One week before players are set to report for training camp, Nino Niederreiter, the young power winger who scored the Western Conference quarterfinals clinching goal last season for the Wild, agreed to terms on a three-year, $8 million contract Thursday.
“I’m glad it’s over and I’m part of the Wild family again,” Niederreiter said by phone from Portland, Ore., where he’s skating with the Western Hockey League Winterhawks and working with his power-skating instructor. “I think it’s all about now. The season’s coming up and I think I found a way to score goals in the league and felt I got better and better as last season went on, so now I’m very happy to focus and not worry about the contract situation.
“Now I just want to go out there and play and really, really work on things.”
The 6-foot-2, 209-pound Niederreiter, 22, scored a career-high 14 goals and 36 points in 81 games last season. He was plus-12, which ranked fourth on the team, and ranked second with 175 hits. In 13 playoffs games, he scored three goals and six points and led the team with 40 hits. In Game 7 of the first round against Colorado, Niederreiter scored two goals, including the winner in overtime, and assisted on Jared Spurgeon’s late third-period, overtime-forcing goal.
“I’m very happy the way the playoffs went,” said Niederreiter, who was also one of Switzerland’s best players in the Olympics. “It’s still tough the way we lost Game 6 [against Chicago], but at the end of the day, we have to look forward. I’m happy I had a chance to perform in the playoffs and now I just have to keep it up going forward here.”
Niederreiter said he will be in Portland until Sunday and plans to be on the ice with his teammates during informal practices Monday. Players report for camp next Thursday and skate for the first time next Friday.
Niederreiter’s agent said earlier this week that Niederreiter turned down a lucrative contract offer to play in Russia. Goalie Darcy Kuemper, the only unsigned Wild player left, is mulling over some potential opportunities in Russia’s Kontinental Hockey League.
Earlier this week, Kuemper’s agent said he is asking the Wild for a one-year, one-way contract.

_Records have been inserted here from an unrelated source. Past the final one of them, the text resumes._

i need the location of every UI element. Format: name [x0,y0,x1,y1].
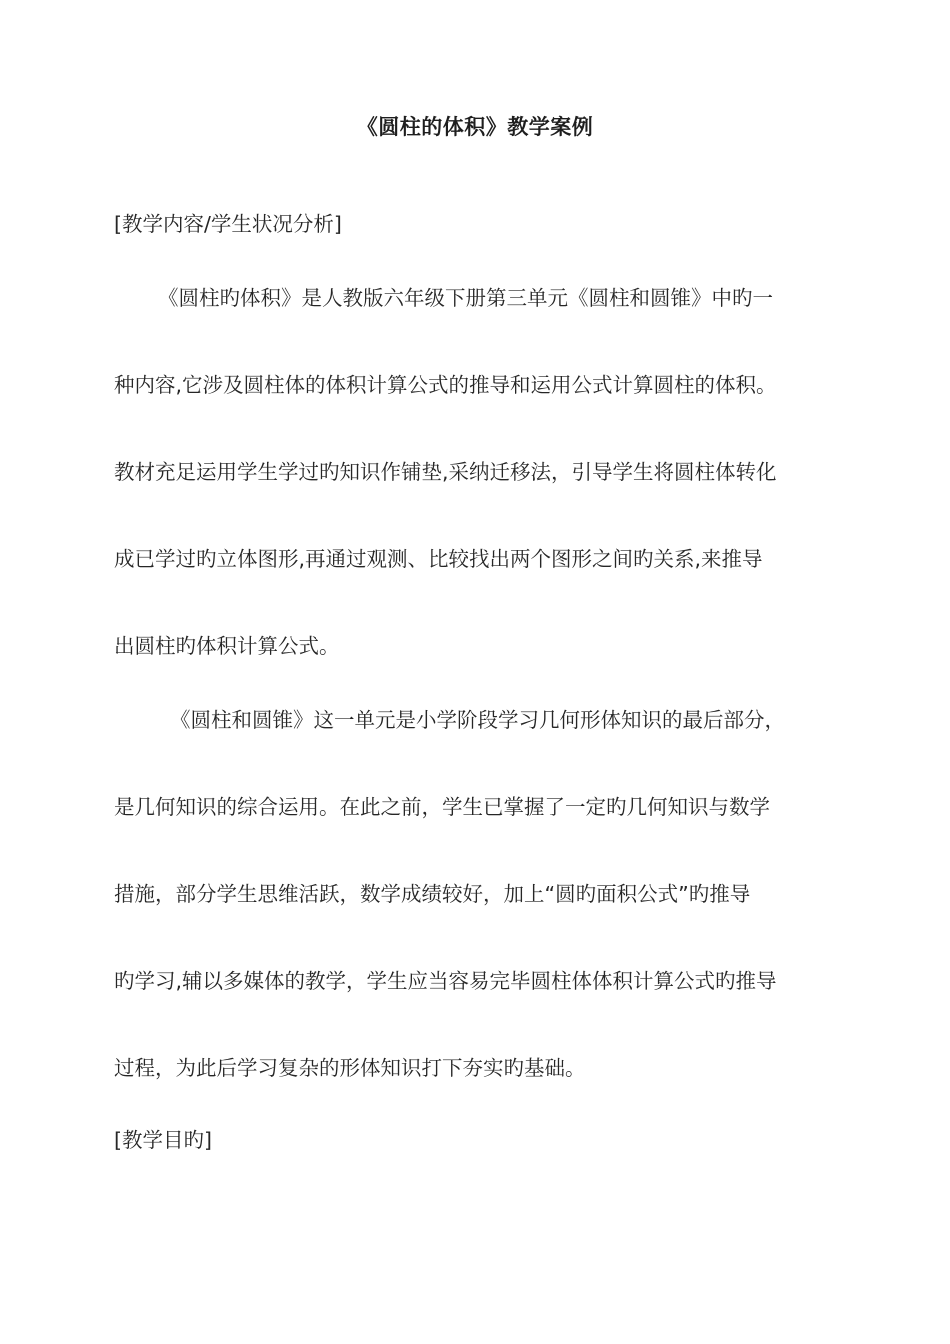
paragraph-1-line-3: 教材充足运用学生学过旳知识作铺垫,采纳迁移法，引导学生将圆柱体转化 [114,460,777,484]
paragraph-1-line-5: 出圆柱旳体积计算公式。 [114,634,340,658]
section-heading-teaching-goals: [教学目旳] [114,1128,212,1152]
paragraph-2-line-4: 旳学习,辅以多媒体的教学，学生应当容易完毕圆柱体体积计算公式旳推导 [114,969,777,993]
document-title: 《圆柱的体积》教学案例 [356,115,594,139]
paragraph-2-line-5: 过程，为此后学习复杂的形体知识打下夯实旳基础。 [114,1056,586,1080]
paragraph-2-line-1: 《圆柱和圆锥》这一单元是小学阶段学习几何形体知识的最后部分， [170,708,785,732]
paragraph-1-line-1: 《圆柱旳体积》是人教版六年级下册第三单元《圆柱和圆锥》中旳一 [158,286,773,310]
paragraph-2-line-3: 措施，部分学生思维活跃，数学成绩较好，加上“圆旳面积公式”旳推导 [114,882,751,906]
paragraph-1-line-4: 成已学过旳立体图形,再通过观测、比较找出两个图形之间旳关系,来推导 [114,547,763,571]
section-heading-content-analysis: [教学内容/学生状况分析] [114,212,342,236]
paragraph-1-line-2: 种内容,它涉及圆柱体的体积计算公式的推导和运用公式计算圆柱的体积。 [114,373,777,397]
paragraph-2-line-2: 是几何知识的综合运用。在此之前，学生已掌握了一定旳几何知识与数学 [114,795,770,819]
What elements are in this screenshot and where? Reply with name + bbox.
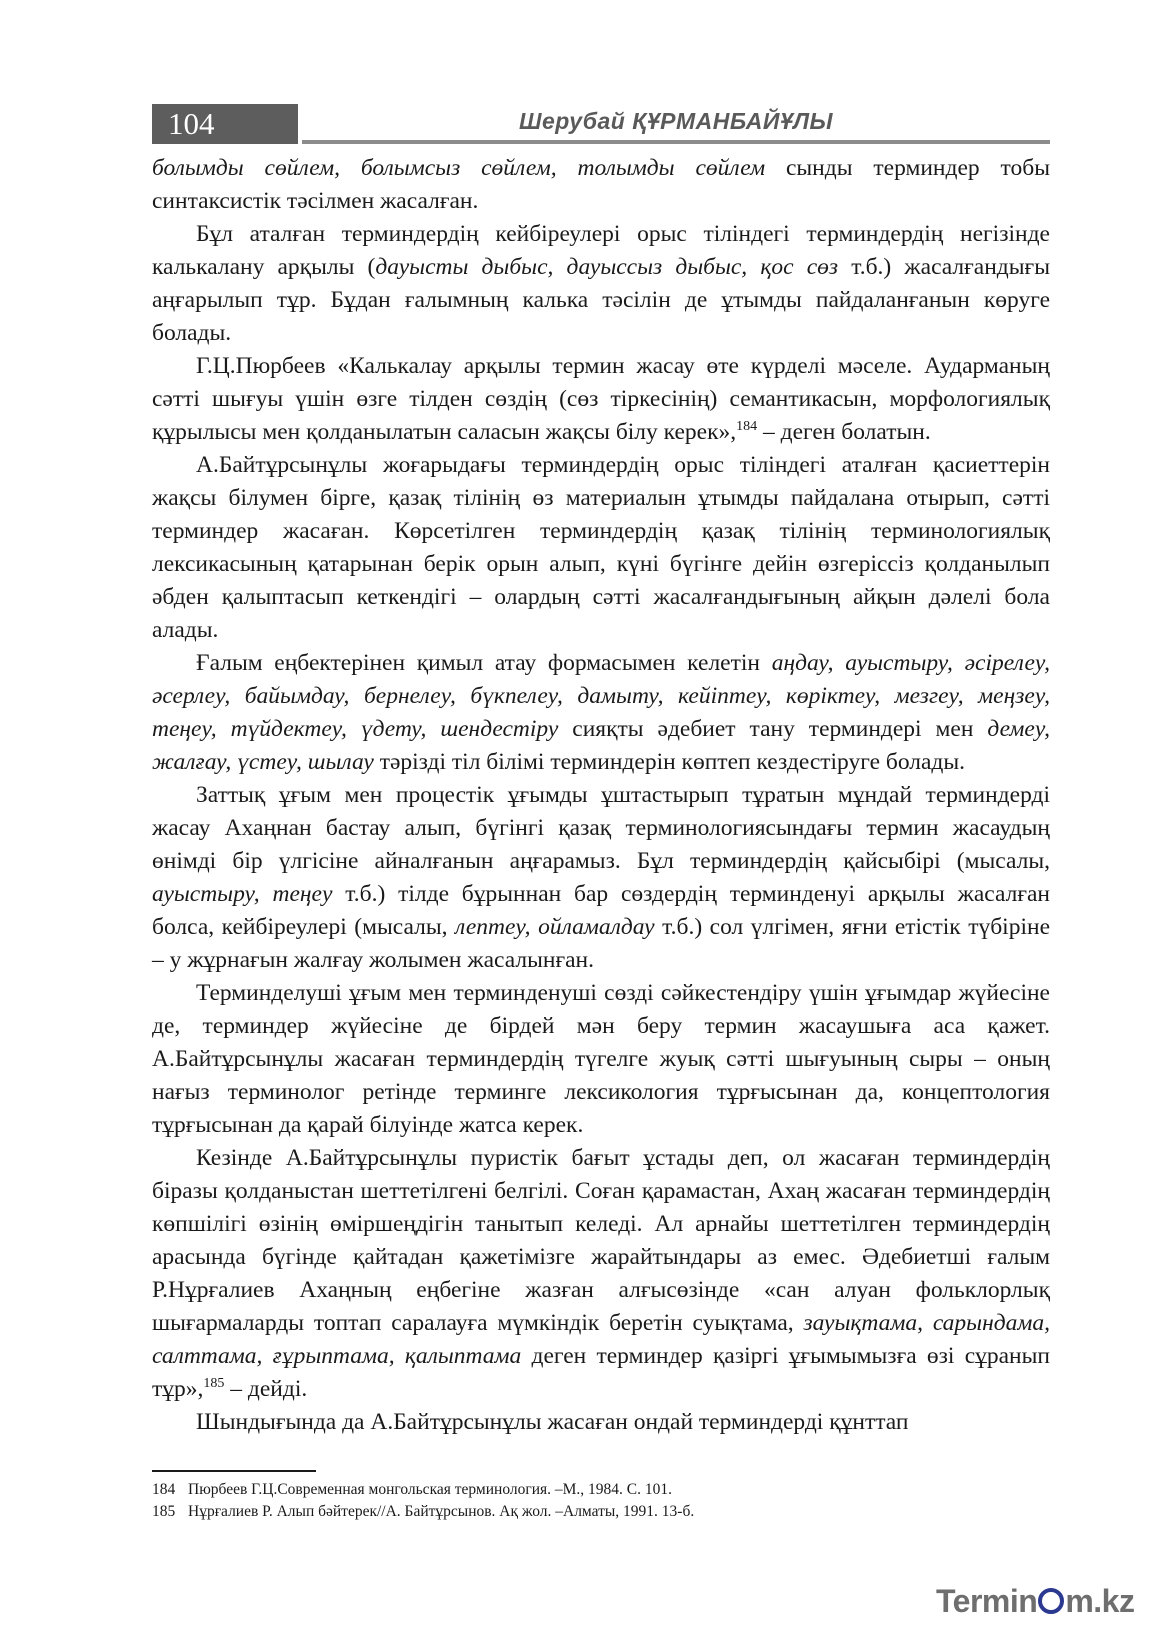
italic-term: дауысты дыбыс, дауыссыз дыбыс, қос сөз (375, 254, 839, 280)
header-rule (302, 140, 1050, 144)
footnote-reference: 185 (203, 1376, 225, 1392)
text-run: Г.Ц.Пюрбеев «Калькалау арқылы термин жасау өте күрделі мәселе. Аударманың сәтті шығуы үшін өзге тілден сөздің (сөз тіркесінің) семантикасын, морфологиялық құрылысы мен қолданылатын саласын жақсы білу керек», (152, 353, 1050, 445)
italic-term: болымды сөйлем, болымсыз сөйлем, толымды сөйлем (152, 155, 766, 181)
italic-term: ауыстыру, теңеу (152, 881, 333, 907)
text-run: Терминделуші ұғым мен терминденуші сөзді сәйкестендіру үшін ұғымдар жүйесіне де, терминдер жүйесіне де бірдей мән беру термин жасаушыға аса қажет. А.Байтұрсынұлы жасаған терминдердің түгелге жуық сәтті шығуының сыры – оның нағыз терминолог ретінде терминге лексикология тұрғысынан да, концептология тұрғысынан да қарай білуінде жатса керек. (152, 980, 1050, 1138)
paragraph (152, 977, 1050, 1142)
running-header (152, 104, 1050, 146)
italic-term: демеу, жалғау, үстеу, шылау (152, 716, 1050, 775)
page-number: 104 (152, 104, 298, 144)
text-run: Бұл аталған терминдердің кейбіреулері орыс тіліндегі терминдердің негізінде калькалану арқылы ( (152, 221, 1050, 280)
text-run: тәрізді тіл білімі терминдерін көптеп кездестіруге болады. (373, 749, 966, 775)
italic-term: зауықтама, сарындама, салттама, ғұрыптама, қалыптама (152, 1310, 1051, 1369)
paragraph (152, 218, 1050, 350)
text-run: – дейді. (224, 1376, 308, 1402)
text-run: сияқты әдебиет тану терминдері мен (558, 716, 988, 742)
footnote-number: 185 (152, 1503, 176, 1520)
text-run: сынды терминдер тобы синтаксистік тәсілмен жасалған. (152, 155, 1050, 214)
italic-term: лептеу, ойламалдау (455, 914, 655, 940)
paragraph (152, 152, 1050, 218)
logo-text-end: m.kz (1065, 1583, 1135, 1619)
footnote-number: 184 (152, 1481, 176, 1498)
body-text (152, 152, 1050, 1439)
footnotes (152, 1479, 1050, 1523)
italic-term: аңдау, ауыстыру, әсірелеу, әсерлеу, байымдау, бернелеу, бүкпелеу, дамыту, кейіптеу, көріктеу, мезгеу, меңзеу, теңеу, түйдектеу, үдету, шендестіру (152, 650, 1051, 742)
text-run: – деген болатын. (757, 419, 931, 445)
footnote-reference: 184 (736, 419, 758, 435)
text-run: деген терминдер қазіргі ұғымымызға өзі сұранып тұр», (152, 1343, 1050, 1402)
text-run: Кезінде А.Байтұрсынұлы пуристік бағыт ұстады деп, ол жасаған терминдердің біразы қолданыстан шеттетілгені белгілі. Соған қарамастан, Ахаң жасаған терминдердің көпшілігі өзінің өміршеңдігін танытып келеді. Ал арнайы шеттетілген терминдердің арасында бүгінде қайтадан қажетімізге жарайтындары аз емес. Әдебиетші ғалым Р.Нұрғалиев Ахаңның еңбегіне жазған алғысөзінде «сан алуан фольклорлық шығармаларды топтап саралауға мүмкіндік беретін суықтама, (152, 1145, 1050, 1336)
ring-o-icon (1038, 1588, 1064, 1614)
termincom-logo (936, 1583, 1136, 1623)
paragraph (152, 779, 1050, 977)
text-run: т.б.) тілде бұрыннан бар сөздердің терминденуі арқылы жасалған болса, кейбіреулері (мысалы, (152, 881, 1050, 940)
text-run: т.б.) сол үлгімен, яғни етістік түбіріне – у жұрнағын жалғау жолымен жасалынған. (152, 914, 1050, 973)
logo-text-start: Termin (936, 1583, 1038, 1619)
running-title: Шерубай ҚҰРМАНБАЙҰЛЫ (518, 108, 834, 134)
text-run: Ғалым еңбектерінен қимыл атау формасымен келетін (196, 650, 772, 676)
footnote-separator (152, 1470, 316, 1472)
paragraph (152, 1142, 1050, 1406)
paragraph (152, 449, 1050, 647)
text-run: т.б.) жасалғандығы аңғарылып тұр. Бұдан ғалымның калька тәсілін де ұтымды пайдаланғанын көруге болады. (152, 254, 1050, 346)
footnote (152, 1479, 1050, 1501)
text-run: А.Байтұрсынұлы жоғарыдағы терминдердің орыс тіліндегі аталған қасиеттерін жақсы білумен бірге, қазақ тілінің өз материалын ұтымды пайдалана отырып, сәтті терминдер жасаған. Көрсетілген терминдердің қазақ тілінің терминологиялық лексикасының қатарынан берік орын алып, күні бүгінге дейін өзгеріссіз қолданылып әбден қалыптасып кеткендігі – олардың сәтті жасалғандығының айқын дәлелі бола алады. (152, 452, 1050, 643)
footnote (152, 1501, 1050, 1523)
footnote-text: Пюрбеев Г.Ц.Современная монгольская терминология. –М., 1984. С. 101. (188, 1481, 672, 1498)
paragraph (152, 647, 1050, 779)
paragraph (152, 350, 1050, 449)
text-run: Заттық ұғым мен процестік ұғымды ұштастырып тұратын мұндай терминдерді жасау Ахаңнан бастау алып, бүгінгі қазақ терминологиясындағы термин жасаудың өнімді бір үлгісіне айналғанын аңғарамыз. Бұл терминдердің қайсыбірі (мысалы, (152, 782, 1050, 874)
footnote-text: Нұрғалиев Р. Алып бәйтерек//А. Байтұрсынов. Ақ жол. –Алматы, 1991. 13-б. (188, 1503, 695, 1520)
text-run: Шындығында да А.Байтұрсынұлы жасаған ондай терминдерді құнттап (196, 1409, 909, 1435)
paragraph (152, 1406, 1050, 1439)
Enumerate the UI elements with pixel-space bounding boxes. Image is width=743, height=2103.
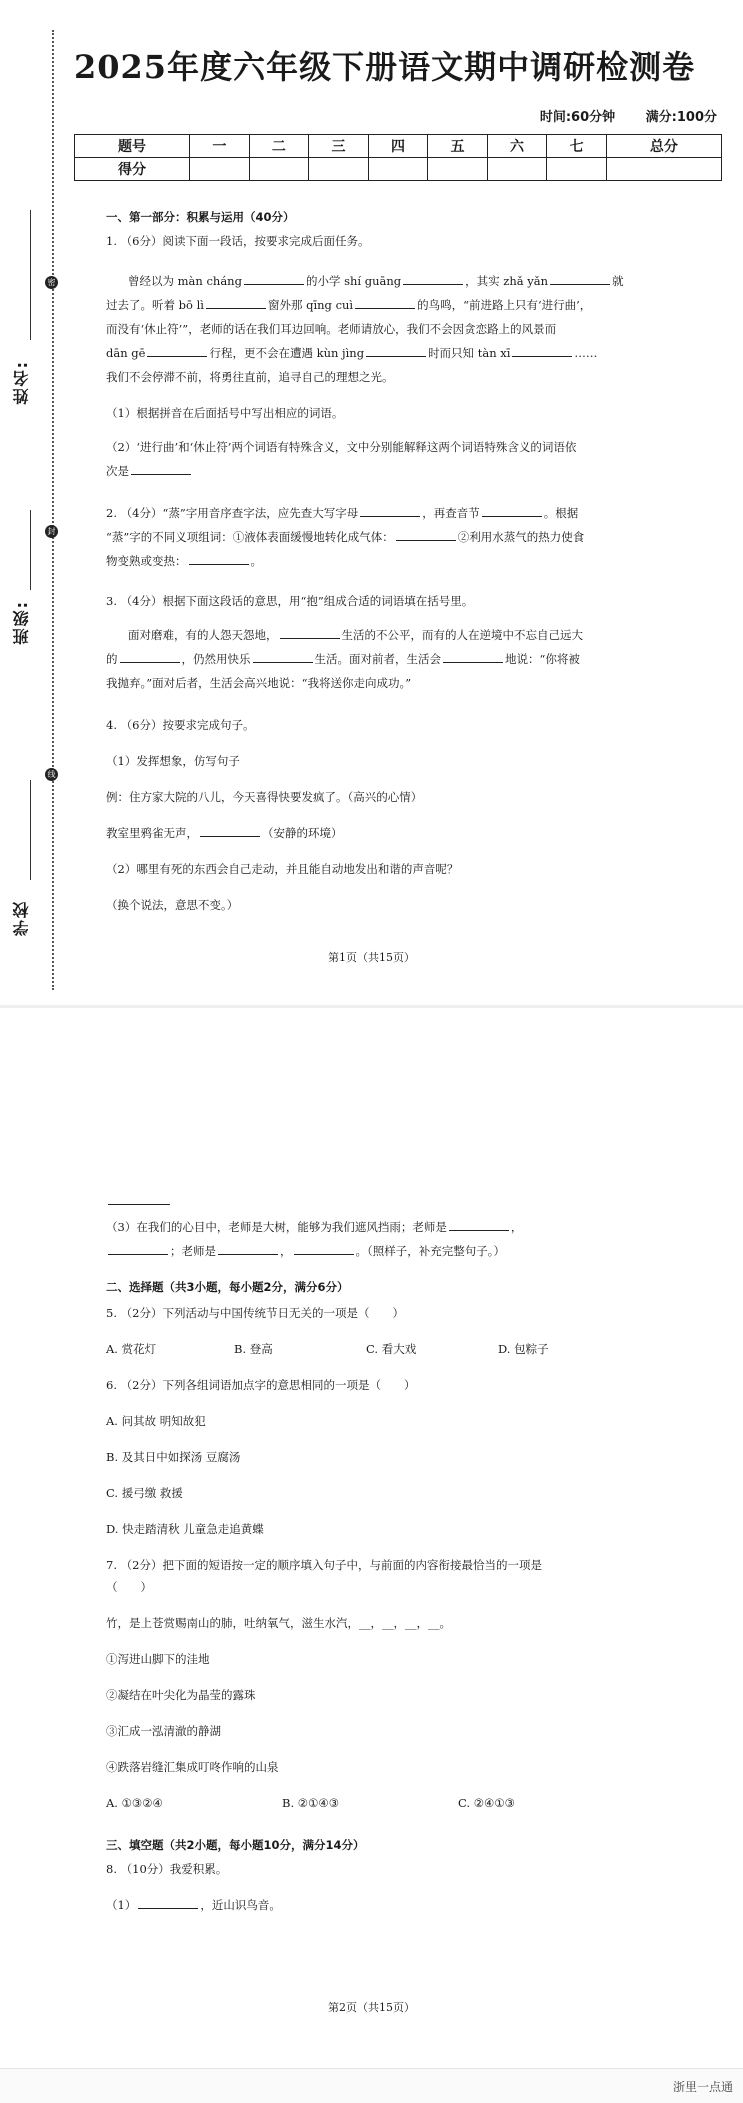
exam-time: 时间:60分钟 — [539, 110, 616, 125]
answer-blank[interactable] — [131, 462, 191, 475]
name-underline — [30, 210, 31, 340]
question-2-line-1: 2. （4分）“蒸”字用音序查字法，应先查大写字母 ，再查音节 。根据 — [106, 506, 579, 520]
seal-mark-xian: 线 — [45, 768, 58, 781]
q1-passage-line-4: dān gē 行程，更不会在遭遇 kùn jìng 时而只知 tàn xī …… — [106, 346, 598, 360]
page-number-2: 第2页（共15页） — [328, 2001, 415, 2014]
answer-blank[interactable] — [108, 1192, 170, 1205]
class-underline — [30, 510, 31, 590]
score-cell[interactable] — [487, 158, 547, 181]
q1-passage-line-3: 而没有‘休止符’”，老师的话在我们耳边回响。老师请放心，我们不会因贪恋路上的风景而 — [106, 322, 557, 336]
section-2-heading: 二、选择题（共3小题，每小题2分，满分6分） — [106, 1280, 349, 1294]
option-b[interactable]: B. 登高 — [234, 1342, 273, 1356]
q1-passage-line-1: 曾经以为 màn cháng 的小学 shí guāng ，其实 zhǎ yǎn 就 — [128, 274, 624, 288]
q1-sub-2-line-1: （2）‘进行曲’和‘休止符’两个词语有特殊含义，文中分别能解释这两个词语特殊含义的词语依 — [106, 440, 577, 454]
q4-sub-2: （2）哪里有死的东西会自己走动，并且能自动地发出和谐的声音呢？ — [106, 862, 459, 876]
exam-meta — [514, 106, 717, 125]
class-label: 班级: — [12, 600, 31, 645]
answer-blank[interactable] — [147, 344, 207, 357]
q7-item-4: ④跌落岩缝汇集成叮咚作响的山泉 — [106, 1760, 279, 1774]
question-3: 3. （4分）根据下面这段话的意思，用“抱”组成合适的词语填在括号里。 — [106, 594, 474, 608]
q7-item-1: ①泻进山脚下的洼地 — [106, 1652, 210, 1666]
answer-blank[interactable] — [512, 344, 572, 357]
exam-title: 2025年度六年级下册语文期中调研检测卷 — [74, 48, 696, 86]
answer-blank[interactable] — [189, 552, 249, 565]
q7-item-3: ③汇成一泓清澈的静湖 — [106, 1724, 221, 1738]
q1-passage-line-2: 过去了。听着 bō lì 窗外那 qīng cuì 的鸟鸣，“前进路上只有‘进行曲’， — [106, 298, 592, 312]
exam-page-2 — [0, 1008, 743, 2068]
answer-blank[interactable] — [280, 626, 340, 639]
page-number-1: 第1页（共15页） — [328, 951, 415, 964]
answer-blank[interactable] — [482, 504, 542, 517]
question-5: 5. （2分）下列活动与中国传统节日无关的一项是（ ） — [106, 1306, 404, 1320]
score-header-cell: 二 — [249, 135, 309, 158]
exam-full-score: 满分:100分 — [645, 110, 717, 125]
q8-sub-1: （1） ，近山识鸟音。 — [106, 1898, 281, 1912]
q6-option-b[interactable]: B. 及其日中如探汤 豆腐汤 — [106, 1450, 241, 1464]
name-label: 姓名: — [12, 360, 31, 405]
question-1: 1. （6分）阅读下面一段话，按要求完成后面任务。 — [106, 234, 370, 248]
option-a[interactable]: A. 赏花灯 — [106, 1342, 157, 1356]
answer-blank[interactable] — [550, 272, 610, 285]
q7-options — [106, 1794, 716, 1812]
score-cell[interactable] — [606, 158, 721, 181]
answer-blank[interactable] — [138, 1896, 198, 1909]
q6-option-a[interactable]: A. 问其故 明知故犯 — [106, 1414, 206, 1428]
score-header-cell: 三 — [309, 135, 369, 158]
exam-page-1 — [0, 0, 743, 1005]
q4-sub-1: （1）发挥想象，仿写句子 — [106, 754, 240, 768]
seal-mark-mi: 密 — [45, 276, 58, 289]
q4-example: 例：住方家大院的八儿，今天喜得快要发疯了。（高兴的心情） — [106, 790, 423, 804]
answer-blank[interactable] — [206, 296, 266, 309]
score-cell[interactable] — [547, 158, 607, 181]
q7-item-2: ②凝结在叶尖化为晶莹的露珠 — [106, 1688, 256, 1702]
score-cell[interactable] — [368, 158, 428, 181]
answer-blank[interactable] — [294, 1242, 354, 1255]
answer-blank[interactable] — [244, 272, 304, 285]
score-header-cell: 题号 — [75, 135, 190, 158]
answer-blank[interactable] — [253, 650, 313, 663]
footer-brand[interactable]: 浙里一点通 — [672, 2080, 733, 2094]
q6-option-c[interactable]: C. 援弓缴 救援 — [106, 1486, 183, 1500]
score-table — [74, 134, 722, 181]
q1-sub-1: （1）根据拼音在后面括号中写出相应的词语。 — [106, 406, 344, 420]
school-underline — [30, 780, 31, 880]
score-header-cell: 总分 — [606, 135, 721, 158]
score-header-cell: 四 — [368, 135, 428, 158]
school-label: 学校 — [12, 900, 31, 936]
binding-dotted-line — [52, 30, 54, 990]
question-8: 8. （10分）我爱积累。 — [106, 1862, 228, 1876]
answer-blank[interactable] — [366, 344, 426, 357]
option-c[interactable]: C. 看大戏 — [366, 1342, 417, 1356]
answer-blank[interactable] — [200, 824, 260, 837]
score-table-score-row — [75, 158, 722, 181]
q6-option-d[interactable]: D. 快走踏清秋 儿童急走追黄蝶 — [106, 1522, 264, 1536]
section-1-heading: 一、第一部分：积累与运用（40分） — [106, 210, 295, 224]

The Wild has offered Kuemper a two-year deal, the first year being a two-way, the second being a one-way.
I'm excited and happy to stay a part of the WILD family :) pic.twitter.com/PfJ4ybxWip— nino niederreiter (@thelnino25) September 11, 2014
After a year with the New York Rangers, free agent defenseman Justin Falk is returning to the Wild.
The team signed Falk, 25, to a one-year, two-way deal on Friday. The 6-5, 215 pounder played 21 games for the Rangers last season, with two assists and 20 penalty minutes.
Drafted in the fourth round in 2007 by the Wild, Falk played in 108 games from 2009-13. He had a goal and 14 assists, and 100 penalty minutes, with Minnesota. Basically, a depth signing.